Albuquerque Public Schools' seven board members are elected.
Chavez made his comments Tuesday morning at a breakfast meeting with local business executives.
"What I want is accountability," Chávez said later in an interview. "The problem isn't with teachers. I think the system is broken."
Superintendent Beth Everitt said in response that she would like to work with the mayor to improve schools. But she still believes students are best served by an elected board.
"I believe the public should pick who is on the school board," Everitt said.
The biggest problem with the mayor's plan, said administrators and board members, is that APS boundaries go beyond the city limits and beyond Chávez's jurisdiction.
APS covers the town of Los Ranchos and the village of Corrales, in Sandoval County, board president Paula Maes said.
She said she doesn't believe appointed boards operate more effectively than elected boards.
"Most school districts taken over by the city are not managed well," Maes said.
The mayor said the city's borders won't stop him from seeking control of APS. He said he would work with towns outside the city limits to make sure their residents are represented on the board.
"It's time for APS to stop giving everyone excuses," Chávez said. "There are ways to address the problem."

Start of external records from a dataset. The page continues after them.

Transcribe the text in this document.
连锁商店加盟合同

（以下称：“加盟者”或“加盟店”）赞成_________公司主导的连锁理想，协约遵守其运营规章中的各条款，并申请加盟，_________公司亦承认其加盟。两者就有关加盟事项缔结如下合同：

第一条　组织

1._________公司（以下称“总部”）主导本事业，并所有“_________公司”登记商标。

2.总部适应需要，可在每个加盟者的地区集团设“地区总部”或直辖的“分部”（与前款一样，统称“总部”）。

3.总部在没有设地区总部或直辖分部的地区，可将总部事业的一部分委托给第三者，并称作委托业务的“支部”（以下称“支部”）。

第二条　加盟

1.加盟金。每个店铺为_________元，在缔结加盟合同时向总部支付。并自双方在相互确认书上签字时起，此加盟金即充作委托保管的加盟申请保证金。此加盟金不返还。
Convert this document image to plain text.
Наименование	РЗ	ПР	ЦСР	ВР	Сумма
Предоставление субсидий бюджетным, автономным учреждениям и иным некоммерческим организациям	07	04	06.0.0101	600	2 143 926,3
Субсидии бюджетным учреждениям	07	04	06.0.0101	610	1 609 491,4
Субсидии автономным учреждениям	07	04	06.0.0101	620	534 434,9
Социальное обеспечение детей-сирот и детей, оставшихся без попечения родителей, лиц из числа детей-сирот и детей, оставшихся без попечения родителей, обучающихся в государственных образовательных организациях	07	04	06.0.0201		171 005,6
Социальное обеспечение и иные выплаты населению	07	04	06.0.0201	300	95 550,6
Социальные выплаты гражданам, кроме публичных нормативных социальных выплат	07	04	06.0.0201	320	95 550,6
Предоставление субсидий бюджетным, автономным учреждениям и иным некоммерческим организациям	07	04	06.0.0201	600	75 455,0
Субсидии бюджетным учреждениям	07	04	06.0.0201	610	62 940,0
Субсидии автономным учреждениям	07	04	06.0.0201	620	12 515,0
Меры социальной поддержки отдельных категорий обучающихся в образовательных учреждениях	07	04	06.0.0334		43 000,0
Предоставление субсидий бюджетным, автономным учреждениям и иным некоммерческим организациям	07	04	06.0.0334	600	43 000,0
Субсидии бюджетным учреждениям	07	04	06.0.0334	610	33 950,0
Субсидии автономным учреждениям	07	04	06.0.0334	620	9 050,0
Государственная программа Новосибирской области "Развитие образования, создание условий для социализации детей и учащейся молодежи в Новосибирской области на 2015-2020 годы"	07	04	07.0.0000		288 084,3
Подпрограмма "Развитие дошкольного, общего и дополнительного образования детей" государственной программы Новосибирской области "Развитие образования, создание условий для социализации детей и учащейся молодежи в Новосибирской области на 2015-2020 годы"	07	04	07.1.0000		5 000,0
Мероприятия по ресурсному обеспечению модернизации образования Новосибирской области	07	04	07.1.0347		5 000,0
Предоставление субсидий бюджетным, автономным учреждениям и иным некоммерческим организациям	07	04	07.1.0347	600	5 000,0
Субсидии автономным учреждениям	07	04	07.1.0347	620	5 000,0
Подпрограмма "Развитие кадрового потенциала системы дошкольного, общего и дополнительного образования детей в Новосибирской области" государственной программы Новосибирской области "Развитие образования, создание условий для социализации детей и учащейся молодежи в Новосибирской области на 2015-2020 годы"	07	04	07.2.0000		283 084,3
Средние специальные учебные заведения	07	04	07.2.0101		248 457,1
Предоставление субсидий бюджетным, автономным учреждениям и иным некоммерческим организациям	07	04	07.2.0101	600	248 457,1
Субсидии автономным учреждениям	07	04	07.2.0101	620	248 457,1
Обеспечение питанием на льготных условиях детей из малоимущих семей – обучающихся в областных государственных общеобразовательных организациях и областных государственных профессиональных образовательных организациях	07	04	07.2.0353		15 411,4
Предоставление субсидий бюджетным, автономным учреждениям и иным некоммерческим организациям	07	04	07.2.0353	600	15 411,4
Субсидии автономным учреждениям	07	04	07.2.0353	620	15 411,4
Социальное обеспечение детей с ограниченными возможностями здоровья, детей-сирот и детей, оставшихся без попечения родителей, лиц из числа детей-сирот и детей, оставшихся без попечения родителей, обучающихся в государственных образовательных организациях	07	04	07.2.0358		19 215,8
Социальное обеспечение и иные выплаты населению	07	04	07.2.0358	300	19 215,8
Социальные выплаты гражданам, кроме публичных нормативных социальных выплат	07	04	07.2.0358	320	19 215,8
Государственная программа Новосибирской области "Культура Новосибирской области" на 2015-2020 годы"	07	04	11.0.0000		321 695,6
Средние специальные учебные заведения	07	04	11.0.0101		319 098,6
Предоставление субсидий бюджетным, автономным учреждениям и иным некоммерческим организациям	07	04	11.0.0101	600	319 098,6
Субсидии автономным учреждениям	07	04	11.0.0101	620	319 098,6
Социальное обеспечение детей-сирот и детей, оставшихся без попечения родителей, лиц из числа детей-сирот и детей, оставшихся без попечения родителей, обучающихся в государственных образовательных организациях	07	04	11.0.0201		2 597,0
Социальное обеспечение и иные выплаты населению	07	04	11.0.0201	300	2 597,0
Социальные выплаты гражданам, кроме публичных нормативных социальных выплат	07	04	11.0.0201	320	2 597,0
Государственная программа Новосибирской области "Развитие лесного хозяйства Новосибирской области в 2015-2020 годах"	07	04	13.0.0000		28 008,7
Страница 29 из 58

He said mayors in other major cities, such as New York City and Boston, have successfully gained a measure of control over local school boards in recent years, with what he believes are positive results.
The mayor's relationship with APS began to sour several years ago when his efforts to create a technology-themed charter high school faced stiff opposition from board members.
The school opened in 2005, but Chávez has since criticized the board for being resistant to change.
He also has said it has not been held accountable for failing to raise taxes to build schools on the rapidly developing West Side.
Chávez cites the district's high dropout rate and low graduation rates, particularly among Hispanic students, as further evidence that reform is needed.
He is looking at about 10 models for appointing and working with school boards.
The mayor said he knows his plan will face opposition, from parents as well as politicians.
"It's so bold, I think people will shy away from the idea," Chávez said. "But eventually, it will happen."